Eddy Arnold's evaluation of Jerry Purcell is evident in an incident that took place afer Purcell masterminded the resurrection of Arnold's career.

When he found that the Arnold-Purcell relationship did not include a written contract, Joe Csida sought to resume management of his former client.

Purcell recollects Eddy's response:  "There is no way I'm leaving Jerry.  Jerry has showed me what good management is.  He is the kind of manager I've always wanted."
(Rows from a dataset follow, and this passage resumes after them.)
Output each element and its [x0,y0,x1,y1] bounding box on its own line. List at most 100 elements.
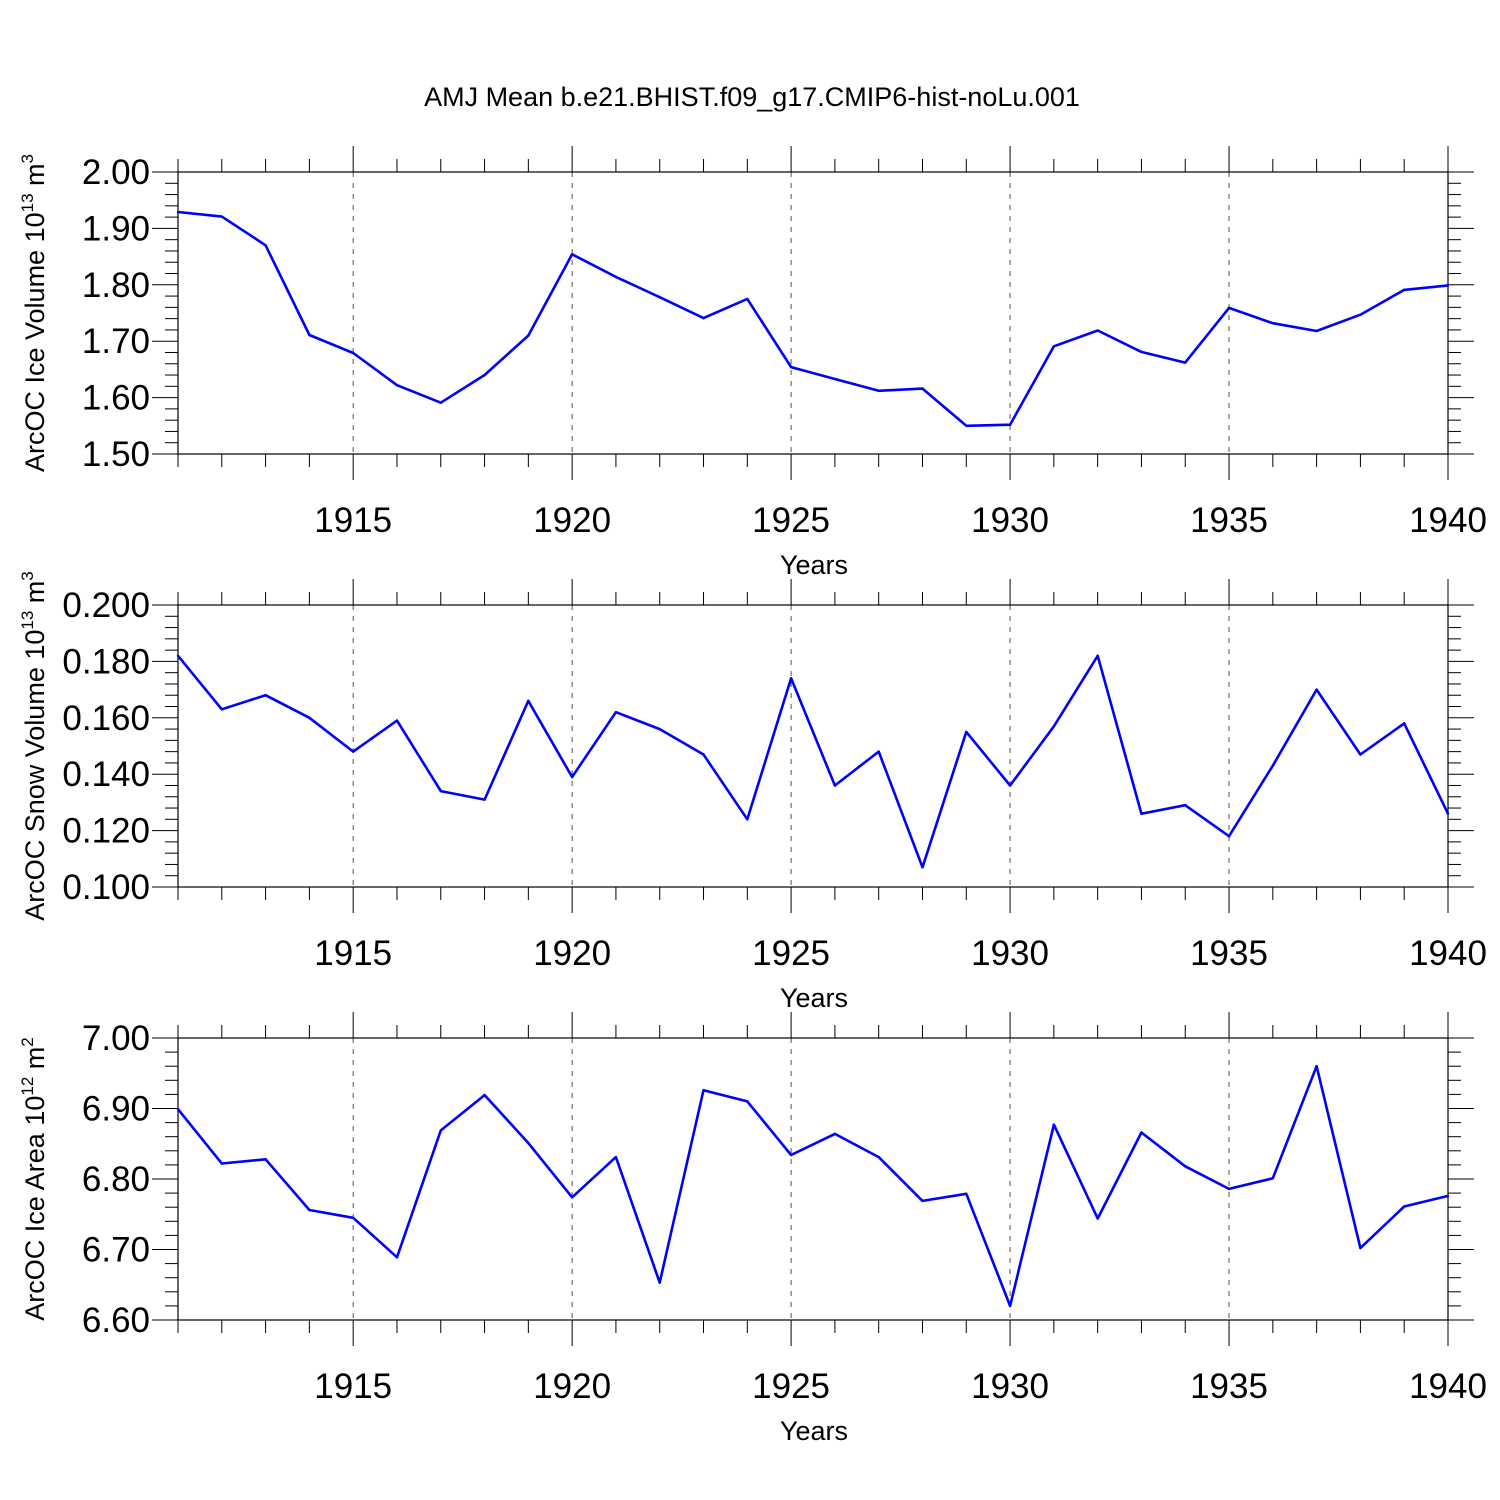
data-point [308,1208,311,1212]
data-point [220,215,223,218]
data-point [1315,688,1318,691]
x-tick-label: 1935 [1190,934,1268,973]
y-axis-label-text: ArcOC Ice Area 10 [20,1096,50,1321]
data-point [702,1088,705,1092]
data-point [1008,784,1012,787]
data-point [658,727,661,731]
data-point [921,387,924,390]
data-point [965,730,968,734]
y-tick-label: 1.90 [82,209,150,248]
data-point [264,1158,267,1161]
y-tick-label: 7.00 [82,1019,150,1058]
data-point [1227,306,1231,310]
figure-title: AMJ Mean b.e21.BHIST.f09_g17.CMIP6-hist-… [424,82,1080,112]
y-axis-label-unit-exponent: 3 [18,154,37,163]
y-axis-label-unit: m [20,1047,50,1077]
data-point [746,1100,749,1103]
y-tick-label: 0.200 [62,586,150,625]
data-point [1359,313,1362,316]
y-tick-label: 6.70 [82,1231,150,1270]
data-point [1052,725,1056,728]
y-tick-label: 1.60 [82,379,150,418]
y-tick-label: 0.140 [62,755,150,794]
x-tick-label: 1915 [314,501,392,540]
data-point [614,1155,618,1159]
y-axis-label: ArcOC Snow Volume 1013 m3 [18,571,50,921]
data-point [1008,423,1012,426]
data-point [1403,1205,1406,1208]
data-point [877,750,880,753]
data-point [1052,1123,1056,1126]
series-line [176,654,1450,869]
data-point [921,1199,924,1203]
y-axis-label-exponent: 13 [18,611,37,630]
data-point [746,297,749,301]
data-point [1359,753,1362,756]
x-tick-label: 1920 [533,501,611,540]
data-point [483,373,486,377]
data-point [1052,345,1056,348]
chart-panel-3: 7.00 6.90 6.80 6.70 6.60 1915 1920 1925 1930 1935… [18,1012,1487,1446]
data-point [1446,812,1450,815]
data-point [395,719,399,722]
x-tick-label: 1935 [1190,1367,1268,1406]
data-point [833,1132,837,1136]
data-point [439,1129,442,1132]
y-axis-label-unit: m [20,581,50,611]
data-point [351,750,355,753]
x-tick-label: 1925 [752,501,830,540]
data-point [877,389,880,393]
data-point [614,275,618,279]
data-point [789,677,793,680]
plot-frame [177,171,1449,455]
data-point [351,1216,355,1219]
data-point [658,296,661,299]
x-tick-label: 1925 [752,934,830,973]
data-point [264,244,267,247]
data-point [1140,350,1143,354]
x-axis-label: Years [780,983,848,1013]
data-point [1403,722,1406,725]
y-tick-label: 6.60 [82,1301,150,1340]
y-tick-label: 2.00 [82,153,150,192]
data-point [570,1196,574,1199]
y-tick-label: 1.50 [82,435,150,474]
series-line [177,210,1449,428]
x-tick-label: 1920 [533,1367,611,1406]
data-point [264,694,267,697]
x-axis-label: Years [780,1416,848,1446]
data-point [877,1155,880,1159]
data-point [483,1093,486,1097]
data-point [1227,1187,1231,1191]
y-axis-label-text: ArcOC Snow Volume 10 [20,630,50,921]
x-tick-label: 1930 [971,934,1049,973]
x-axis-label: Years [780,550,848,580]
data-point [1446,1194,1450,1198]
y-axis-label-text: ArcOC Ice Volume 10 [20,212,50,472]
data-point [1184,1165,1187,1168]
data-point [702,753,705,756]
y-axis-label-exponent: 13 [18,193,37,212]
y-axis-label: ArcOC Ice Area 1012 m2 [18,1037,50,1321]
data-point [746,818,749,821]
data-point [439,401,442,404]
data-point [1184,804,1187,807]
data-point [1271,1177,1275,1180]
data-point [439,789,442,793]
x-tick-label: 1915 [314,1367,392,1406]
data-point [1271,321,1275,325]
data-point [527,1141,530,1145]
y-tick-label: 1.80 [82,266,150,305]
data-point [1446,284,1450,287]
y-tick-label: 0.160 [62,699,150,738]
data-point [1184,361,1187,364]
y-axis-label-unit-exponent: 2 [18,1037,37,1046]
y-tick-label: 0.100 [62,868,150,907]
data-point [1096,654,1099,657]
x-tick-label: 1940 [1409,501,1487,540]
y-tick-label: 0.180 [62,642,150,681]
data-point [1008,1304,1012,1308]
data-point [176,210,180,214]
y-tick-label: 0.120 [62,812,150,851]
y-tick-label: 6.90 [82,1090,150,1129]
In the past there have been country music traditionalists who have been highly critical of Eddy Arnold's musical sojurn to the middle of the road.  Some even charged that Arnold had abandoned his heritage and evolved into a pop singer.  These critics fail to recognize that Arnold did not stop singing country music.  He just sang it with more class.  At one time, especially in large urban areas, country music was once the subject of derision.  Nasal vocals and twangy guitars limited widespread acceptance of the genre. Jerry Purcell's goal was to broaden Eddy Arnold's appeal, and he succeeded in astongishing fashion. The Purcell-Arnold approach brought class and new respect to country music. Replacing sparse musical backgrounds with orchestral arrangements help to present Eddy Arnold's beautiful baritone to a much larger audience.

Jerry Purcell was still quite active in show business until a few months before his death.  He was the National President of the National Conference of Personal Mangers and held this position for the past twenty years.  Apparently, the word "retirement" was not part of his vocabulary and he was always looking for the next hit song.

Jerry Purcell's profound respect for Eddy Arnold is evident in the following comment:  "Of all the people that I have managed, Eddy is the only performer I always went with for concerts."

According to Purcell, Eddy Arnold will still be doing an occasional television show and his latest CD, Seven Decades Of Hits, was released by Curb Records on October 03, 2000.